If you’ve ever had a conversation with a teen about smoking marijuana, you know just how skilled they are in crafting arguments and hypothetical scenarios. Fifteen minutes in, and you’ve fallen down a rabbit hole that you’ll have a hard time getting out of—if you ever do.
That is why Jennifer Golick, PhD, LMFT prepared a presentation titled “Adolescent Cannabis Use: Implications and Treatment Recommendations” at the National Conference of Addiction Disorders this year. As the Clinical Director of Muir Wood Adolescent and Family Services, she is an expert in teenage brain teasers on the topic of marijuana. She brought her unique experience in order to arm the rest of us with the right words to say in return.
Here are the top five arguments that she says teens commonly use to justify smoking marijuana—and what we can do to prove that they’re totally wrong.
1. “Marijuana is medicinal and good for you.”
Sure, there are lots of studies that show the medicinal qualities of cannabis but, let’s face it, that’s not why most people are wanting to toke up—especially not teens. In fact, HealthDay News reported in a 2015 article that “teens who have legal permission to use medical marijuana are 10 times more likely to say they’re addicted than those who get the drug illegally.” A 2014 article in the Journal of the American Medical Association also states that “evidence supporting [medical marijuana’s efficacy varies substantially and in general falls short of the standards required for approval of other drugs by the US Food and Drug Administration (FDA).” It makes sense that teens who want to smoke more will seek medical marijuana cards just to ensure that they have a reliable, legal source of the drug.

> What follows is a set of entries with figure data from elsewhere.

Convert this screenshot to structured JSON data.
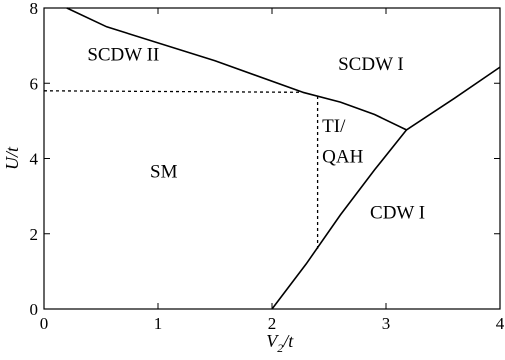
{
  "chart_data": {
    "type": "line",
    "xlabel": {
      "main": "V",
      "sub": "2",
      "suffix": "/t"
    },
    "ylabel": "U/t",
    "xlim": [
      0,
      4
    ],
    "ylim": [
      0,
      8
    ],
    "x_ticks": [
      "0",
      "1",
      "2",
      "3",
      "4"
    ],
    "y_ticks": [
      "0",
      "2",
      "4",
      "6",
      "8"
    ],
    "grid": false,
    "series": [
      {
        "style": "solid",
        "points": [
          [
            0.2,
            8.0
          ],
          [
            0.55,
            7.5
          ],
          [
            1.5,
            6.6
          ],
          [
            2.27,
            5.76
          ]
        ]
      },
      {
        "style": "solid",
        "points": [
          [
            2.27,
            5.76
          ],
          [
            2.6,
            5.5
          ],
          [
            2.9,
            5.17
          ],
          [
            3.18,
            4.76
          ],
          [
            3.6,
            5.6
          ],
          [
            4.0,
            6.43
          ]
        ]
      },
      {
        "style": "solid",
        "points": [
          [
            2.0,
            0.0
          ],
          [
            2.3,
            1.2
          ],
          [
            2.6,
            2.5
          ],
          [
            2.9,
            3.7
          ],
          [
            3.18,
            4.76
          ]
        ]
      },
      {
        "style": "dashed",
        "points": [
          [
            0.0,
            5.8
          ],
          [
            2.27,
            5.76
          ]
        ]
      },
      {
        "style": "dashed",
        "points": [
          [
            2.4,
            5.66
          ],
          [
            2.4,
            1.6
          ]
        ]
      }
    ],
    "region_labels": [
      {
        "text": "SCDW II",
        "x": 0.38,
        "y": 6.6
      },
      {
        "text": "SCDW I",
        "x": 2.58,
        "y": 6.35
      },
      {
        "text": "TI/",
        "x": 2.44,
        "y": 4.7
      },
      {
        "text": "QAH",
        "x": 2.44,
        "y": 3.9
      },
      {
        "text": "SM",
        "x": 0.93,
        "y": 3.5
      },
      {
        "text": "CDW I",
        "x": 2.86,
        "y": 2.4
      }
    ]
  }
}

So, no, just because it’s natural, green and leafy does not make it another form of kale and is not healthy for consumption.
2. “The hippies did it.”
Before we even get into this discussion, it’s essential that people know that the stuff we’re talking about today is nothing like the ones people were smoking during the “Summer of Love.” To put this in perspective, the weed that Uncle Larry may have been smoking while playing the bongos in the 70s had at most an average THC concentration (the psychoactive substance) of 2-5%. In the last decade alone, the THC concentration has increased to 25-30%. Even more, the new way of smoking, which is vaping butane hash oil, has a THC concentration of 50-90%. With these numbers, it’s clear that today’s cannabis is a completely different animal than it once was, so comparing it to its older, more romanticized version is frankly no comparison at all.
3. “There’s no permanent damage to the brain.”
The teenage brain is perpetually under construction and extremely vulnerable. According to Golick, “There is more brain development in adolescence than in any other time in a person’s life except in utero.” During this time, CB1 receptors are also highly activated and fragile during adolescence and contributes to development of the growing brain. So when these CB1 receptors get disrupted and are flooded with exogenous cannabis, there is a structural, neurological, social, psychological and functional impact. To make it even more clear, Golick states, “What we’re finding particularly with cannabis, is that these regions of the brain that are controlling emotion and thought and memory and social interaction are finding structural changes that can and do persist into adulthood.”
4. “There’s no scientific proof.”
Despite what it may look like on the outside, teens really do care about their brains and the following revolutionary study should make them care about it even more. In a long-term prospective study, Duke University researchers followed 1,000 New Zealanders born in 1972 for 30 years and examined their IQ scores with tests involving memory, reasoning and processing speed. At the end of their study, the researchers found that those who began smoking cannabis regularly in early adolescence, roughly prior to the age of 16, had an average 8 point IQ drop. According to Susan Weiss, PhD, at the National Institute on Drug Abuse (NIDA), “That’s in the same realm as what you’d see with lead exposure. It’s not a trifle.”
5. “Marijuana is not physically addicting.”
Some teens may admit that marijuana is psychologically addicting, but they will scoff at the idea that it is physically addicting. However, what we’re seeing with high-potency THC and the extracts is that they do indeed lead to rapid dependency. Golick herself has personally dealt with cases where users have withdrawal symptoms that mimic that of opiate withdrawal, such as flu-like symptoms, agitation, anxiety, nausea and sweating. If that isn’t enough, the DSM-5 even has cannabis withdrawal syndrome as an actual diagnosable, billable diagnosis. And it doesn’t just stop there. “The interesting thing that we’re seeing now,” she says, “is more cases of psychosis, particularly with the extracts.”